Even if you don’t have a strong background in music theory, you likely know that some chords just sound right together, while others don’t. For example, in the following chord progression, it’s hard to make any kind of sense out of the F#m chord; it just sounds odd… too odd for most common genres, you might say:
C Am F#m Dm G C
The F#m chord doesn’t belong to the key that the other chords belong to: C major. But it is possible to use chords that don’t belong to your key, and have those chords sound OK to our ears. Check out this progression, for example. The Eb chord doesn’t belong to C major, and yet we quite happily accept it:
C Eb F G C
So why does that chord work so well? It’s because it’s in a category of chords called “borrowed chords,” or “modal mixtures.” In this context, we use the words “mode” to mean whether a key is major or minor… in the “major mode”, or in the “minor mode.”
It’s possible to mix modes up a bit, and “borrow” a chord from a minor key and use it in a progression from the major key of the same letter name. In other words, you can use a C major progression, but substitute one of the chords from the key of C minor.
So in that progression, the Eb chord is borrowed from the key of C minor (where it naturally exists), and so our musical minds can make easy sense of it.
How to Borrow Chords
If you find that the only time you use modal mixture chords is by random chance, here’s a way to improve your odds at finding a progression you like.
- Create a major key chord progression that only uses the chords from that key. If you need help with this (i.e., if you don’t know which chords belong with which key, here’s a chart you can use (opens in a new browser tab or window). Example progression: C Am F G C.
- Create a minor key version of the same progression. Using that same chart from Step 1 above, look down bit and you’ll see the chords for the key of C minor. You’d wind up with this: Cm Ab Fm G Cm. (I changed the Gm to G, because a G chord works to put the progression more solidly in C minor. See an explanation here.
- Switch a major key chord choice for a minor key equivalent. For example, you might switch the F chord (the 3rd one in your first progression) for Fm, and it gives you this: C Am Fm G C. That Fm chord is a modal mixture, or borrowed chord.

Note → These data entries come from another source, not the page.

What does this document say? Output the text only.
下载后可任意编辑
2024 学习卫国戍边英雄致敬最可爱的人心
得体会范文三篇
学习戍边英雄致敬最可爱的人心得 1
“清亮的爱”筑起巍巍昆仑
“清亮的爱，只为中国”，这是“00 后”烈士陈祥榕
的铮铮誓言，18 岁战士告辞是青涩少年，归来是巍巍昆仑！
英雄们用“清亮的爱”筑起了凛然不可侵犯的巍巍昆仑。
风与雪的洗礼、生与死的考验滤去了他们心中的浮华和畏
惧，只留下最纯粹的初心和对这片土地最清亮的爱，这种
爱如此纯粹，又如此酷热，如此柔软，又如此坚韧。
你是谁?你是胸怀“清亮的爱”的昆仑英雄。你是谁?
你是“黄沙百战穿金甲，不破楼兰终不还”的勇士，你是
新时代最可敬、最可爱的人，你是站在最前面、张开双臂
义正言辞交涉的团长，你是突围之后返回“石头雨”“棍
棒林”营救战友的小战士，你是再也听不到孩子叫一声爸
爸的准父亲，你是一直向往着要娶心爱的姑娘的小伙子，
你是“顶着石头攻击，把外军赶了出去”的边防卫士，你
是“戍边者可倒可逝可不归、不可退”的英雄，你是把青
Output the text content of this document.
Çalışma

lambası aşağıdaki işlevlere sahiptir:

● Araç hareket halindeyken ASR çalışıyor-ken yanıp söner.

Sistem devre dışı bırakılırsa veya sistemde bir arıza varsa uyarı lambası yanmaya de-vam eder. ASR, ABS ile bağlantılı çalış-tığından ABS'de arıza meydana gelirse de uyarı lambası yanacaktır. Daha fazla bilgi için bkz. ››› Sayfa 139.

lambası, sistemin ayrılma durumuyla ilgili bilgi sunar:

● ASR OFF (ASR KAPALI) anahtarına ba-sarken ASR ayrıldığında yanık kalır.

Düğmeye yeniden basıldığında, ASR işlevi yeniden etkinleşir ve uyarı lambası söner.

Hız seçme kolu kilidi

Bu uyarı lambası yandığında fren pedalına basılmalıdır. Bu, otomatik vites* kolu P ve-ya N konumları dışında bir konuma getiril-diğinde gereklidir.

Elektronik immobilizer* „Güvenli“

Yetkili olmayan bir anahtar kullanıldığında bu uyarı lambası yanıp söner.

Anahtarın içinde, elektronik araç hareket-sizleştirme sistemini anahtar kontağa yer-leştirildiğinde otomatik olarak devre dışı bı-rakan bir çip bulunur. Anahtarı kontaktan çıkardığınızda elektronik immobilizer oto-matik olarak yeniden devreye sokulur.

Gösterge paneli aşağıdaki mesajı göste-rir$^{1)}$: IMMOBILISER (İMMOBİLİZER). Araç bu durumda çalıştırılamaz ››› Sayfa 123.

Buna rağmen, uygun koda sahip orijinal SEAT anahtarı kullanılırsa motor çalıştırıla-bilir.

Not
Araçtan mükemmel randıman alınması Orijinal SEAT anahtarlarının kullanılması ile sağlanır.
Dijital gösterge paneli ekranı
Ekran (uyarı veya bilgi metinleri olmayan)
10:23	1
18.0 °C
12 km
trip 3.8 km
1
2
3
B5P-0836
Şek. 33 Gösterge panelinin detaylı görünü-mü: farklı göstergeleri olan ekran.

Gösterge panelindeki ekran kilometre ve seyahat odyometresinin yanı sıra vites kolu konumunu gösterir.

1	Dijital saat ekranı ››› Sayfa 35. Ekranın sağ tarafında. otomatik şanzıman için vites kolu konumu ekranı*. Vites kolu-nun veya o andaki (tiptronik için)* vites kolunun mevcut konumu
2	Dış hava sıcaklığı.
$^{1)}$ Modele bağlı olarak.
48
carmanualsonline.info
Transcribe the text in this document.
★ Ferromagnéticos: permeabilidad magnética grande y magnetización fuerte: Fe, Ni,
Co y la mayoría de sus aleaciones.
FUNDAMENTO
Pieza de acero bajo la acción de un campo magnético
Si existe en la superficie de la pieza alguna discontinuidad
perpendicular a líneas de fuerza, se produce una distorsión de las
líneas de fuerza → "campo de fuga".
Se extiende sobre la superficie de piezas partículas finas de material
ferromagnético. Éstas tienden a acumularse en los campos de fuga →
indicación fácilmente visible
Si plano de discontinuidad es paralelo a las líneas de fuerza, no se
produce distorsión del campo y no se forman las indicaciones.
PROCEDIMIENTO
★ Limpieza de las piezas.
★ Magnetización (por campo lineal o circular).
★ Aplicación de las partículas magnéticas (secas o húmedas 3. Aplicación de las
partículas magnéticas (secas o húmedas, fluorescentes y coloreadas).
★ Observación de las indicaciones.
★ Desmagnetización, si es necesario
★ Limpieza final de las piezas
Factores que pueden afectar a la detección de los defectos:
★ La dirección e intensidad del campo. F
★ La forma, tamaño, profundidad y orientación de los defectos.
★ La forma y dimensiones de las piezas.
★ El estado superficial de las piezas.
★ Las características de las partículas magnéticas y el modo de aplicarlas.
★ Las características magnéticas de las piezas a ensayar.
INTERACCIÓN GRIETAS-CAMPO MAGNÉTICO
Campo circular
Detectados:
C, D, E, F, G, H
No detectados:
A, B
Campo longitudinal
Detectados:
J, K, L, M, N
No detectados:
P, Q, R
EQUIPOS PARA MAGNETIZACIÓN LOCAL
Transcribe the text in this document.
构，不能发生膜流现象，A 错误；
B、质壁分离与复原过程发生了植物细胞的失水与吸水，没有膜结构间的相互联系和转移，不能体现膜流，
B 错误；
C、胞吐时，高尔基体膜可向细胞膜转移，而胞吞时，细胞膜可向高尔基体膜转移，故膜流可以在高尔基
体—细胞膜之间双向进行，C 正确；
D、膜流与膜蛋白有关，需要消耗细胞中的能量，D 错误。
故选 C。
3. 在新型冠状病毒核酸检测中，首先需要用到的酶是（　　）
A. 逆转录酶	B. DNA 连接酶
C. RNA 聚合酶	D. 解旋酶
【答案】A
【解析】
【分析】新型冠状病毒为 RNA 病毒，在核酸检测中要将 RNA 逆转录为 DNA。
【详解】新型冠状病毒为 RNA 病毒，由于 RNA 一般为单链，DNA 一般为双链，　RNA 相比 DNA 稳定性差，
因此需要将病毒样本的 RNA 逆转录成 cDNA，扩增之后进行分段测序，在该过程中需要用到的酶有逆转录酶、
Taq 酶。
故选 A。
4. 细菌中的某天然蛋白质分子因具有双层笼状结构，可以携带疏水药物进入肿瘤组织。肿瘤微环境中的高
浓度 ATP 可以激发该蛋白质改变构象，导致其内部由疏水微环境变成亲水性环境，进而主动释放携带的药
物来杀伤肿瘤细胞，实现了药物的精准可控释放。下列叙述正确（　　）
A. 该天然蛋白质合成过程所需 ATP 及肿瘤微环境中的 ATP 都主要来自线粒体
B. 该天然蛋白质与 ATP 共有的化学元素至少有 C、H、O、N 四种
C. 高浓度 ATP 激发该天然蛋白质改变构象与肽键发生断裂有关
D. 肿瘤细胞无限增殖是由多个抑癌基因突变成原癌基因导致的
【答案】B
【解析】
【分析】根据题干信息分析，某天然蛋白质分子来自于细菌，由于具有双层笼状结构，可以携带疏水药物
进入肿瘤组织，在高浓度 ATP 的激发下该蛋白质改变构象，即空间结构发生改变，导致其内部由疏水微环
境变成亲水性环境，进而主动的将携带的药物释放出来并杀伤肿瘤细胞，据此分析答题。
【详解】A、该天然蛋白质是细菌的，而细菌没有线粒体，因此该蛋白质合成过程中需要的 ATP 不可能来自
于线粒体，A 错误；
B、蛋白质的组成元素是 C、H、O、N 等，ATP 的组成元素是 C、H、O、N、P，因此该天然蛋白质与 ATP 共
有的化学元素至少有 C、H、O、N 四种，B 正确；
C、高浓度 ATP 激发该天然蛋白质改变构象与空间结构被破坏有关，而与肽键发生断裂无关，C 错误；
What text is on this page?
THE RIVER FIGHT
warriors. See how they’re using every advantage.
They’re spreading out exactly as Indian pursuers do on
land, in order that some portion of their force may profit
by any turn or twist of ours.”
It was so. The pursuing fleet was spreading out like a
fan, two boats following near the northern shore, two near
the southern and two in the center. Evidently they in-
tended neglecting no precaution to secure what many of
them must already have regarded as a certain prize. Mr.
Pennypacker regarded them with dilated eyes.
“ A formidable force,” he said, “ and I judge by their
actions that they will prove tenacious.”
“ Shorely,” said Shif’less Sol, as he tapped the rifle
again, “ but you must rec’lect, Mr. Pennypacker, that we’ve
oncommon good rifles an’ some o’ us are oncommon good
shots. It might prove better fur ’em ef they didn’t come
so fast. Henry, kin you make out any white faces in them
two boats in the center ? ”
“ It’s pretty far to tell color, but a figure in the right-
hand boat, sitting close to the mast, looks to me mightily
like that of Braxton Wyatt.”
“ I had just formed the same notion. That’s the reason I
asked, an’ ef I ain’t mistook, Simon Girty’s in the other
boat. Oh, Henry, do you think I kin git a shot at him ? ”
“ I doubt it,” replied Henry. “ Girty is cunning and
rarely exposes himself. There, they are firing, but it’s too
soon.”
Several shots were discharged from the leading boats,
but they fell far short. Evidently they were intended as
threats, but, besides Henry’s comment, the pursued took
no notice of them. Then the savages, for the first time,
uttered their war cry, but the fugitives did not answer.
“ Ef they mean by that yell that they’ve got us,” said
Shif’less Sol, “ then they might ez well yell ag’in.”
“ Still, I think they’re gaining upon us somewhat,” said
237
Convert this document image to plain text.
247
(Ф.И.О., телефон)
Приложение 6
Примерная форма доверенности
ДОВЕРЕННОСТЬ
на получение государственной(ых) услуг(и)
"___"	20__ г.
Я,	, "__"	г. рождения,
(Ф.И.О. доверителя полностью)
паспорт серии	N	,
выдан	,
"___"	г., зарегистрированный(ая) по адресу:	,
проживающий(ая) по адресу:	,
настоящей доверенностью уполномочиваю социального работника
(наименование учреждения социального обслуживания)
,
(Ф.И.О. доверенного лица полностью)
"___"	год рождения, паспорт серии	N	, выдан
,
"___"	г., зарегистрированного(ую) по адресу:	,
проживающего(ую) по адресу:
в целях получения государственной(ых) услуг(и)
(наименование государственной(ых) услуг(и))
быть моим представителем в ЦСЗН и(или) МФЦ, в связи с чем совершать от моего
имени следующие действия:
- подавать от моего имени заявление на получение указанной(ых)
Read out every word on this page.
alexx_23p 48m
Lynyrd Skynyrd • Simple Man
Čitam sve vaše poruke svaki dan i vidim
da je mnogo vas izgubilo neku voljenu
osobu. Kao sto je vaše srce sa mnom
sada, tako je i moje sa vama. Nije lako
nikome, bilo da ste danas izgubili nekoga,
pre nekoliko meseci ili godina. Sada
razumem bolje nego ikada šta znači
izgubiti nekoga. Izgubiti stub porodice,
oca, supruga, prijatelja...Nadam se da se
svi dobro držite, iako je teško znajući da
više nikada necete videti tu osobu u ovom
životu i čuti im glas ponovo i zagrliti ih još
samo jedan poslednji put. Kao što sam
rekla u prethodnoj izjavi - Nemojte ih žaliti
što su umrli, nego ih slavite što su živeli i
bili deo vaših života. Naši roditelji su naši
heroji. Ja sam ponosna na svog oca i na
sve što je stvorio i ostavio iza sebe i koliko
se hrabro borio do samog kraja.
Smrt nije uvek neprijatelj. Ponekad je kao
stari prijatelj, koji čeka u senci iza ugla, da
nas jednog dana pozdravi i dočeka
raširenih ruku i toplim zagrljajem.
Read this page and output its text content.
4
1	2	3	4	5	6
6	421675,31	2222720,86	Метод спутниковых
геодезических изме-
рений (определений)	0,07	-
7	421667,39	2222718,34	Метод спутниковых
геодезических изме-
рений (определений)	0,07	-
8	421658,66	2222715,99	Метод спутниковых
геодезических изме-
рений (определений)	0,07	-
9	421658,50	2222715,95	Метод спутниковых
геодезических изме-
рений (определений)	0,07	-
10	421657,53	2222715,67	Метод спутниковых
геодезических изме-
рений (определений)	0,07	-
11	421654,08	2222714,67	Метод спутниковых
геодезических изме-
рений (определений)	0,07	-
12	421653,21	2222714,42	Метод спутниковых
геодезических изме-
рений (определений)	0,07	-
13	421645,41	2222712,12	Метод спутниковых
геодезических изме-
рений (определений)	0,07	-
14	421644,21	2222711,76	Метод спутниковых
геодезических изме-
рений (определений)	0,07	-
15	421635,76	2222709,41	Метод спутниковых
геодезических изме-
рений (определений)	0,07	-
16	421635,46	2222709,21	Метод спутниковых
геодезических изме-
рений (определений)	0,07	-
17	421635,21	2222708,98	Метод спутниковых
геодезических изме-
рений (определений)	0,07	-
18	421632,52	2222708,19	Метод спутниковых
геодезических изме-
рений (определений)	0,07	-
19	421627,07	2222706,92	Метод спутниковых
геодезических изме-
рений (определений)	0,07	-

There are several other possibilities, of course… you could switch the final C chord, make it minor, and that might be the start of a change of key (modulation):
C Am F G Cm7 F Bb
Modal mixtures can add life to an otherwise ordinary progression. And that makes them very powerful in today’s pop songwriting, because you can start with a simple progression that you know works, and then, with only one or two modifications, you can come up with something that sounds substantially different, but still every bit as strong as the original progression.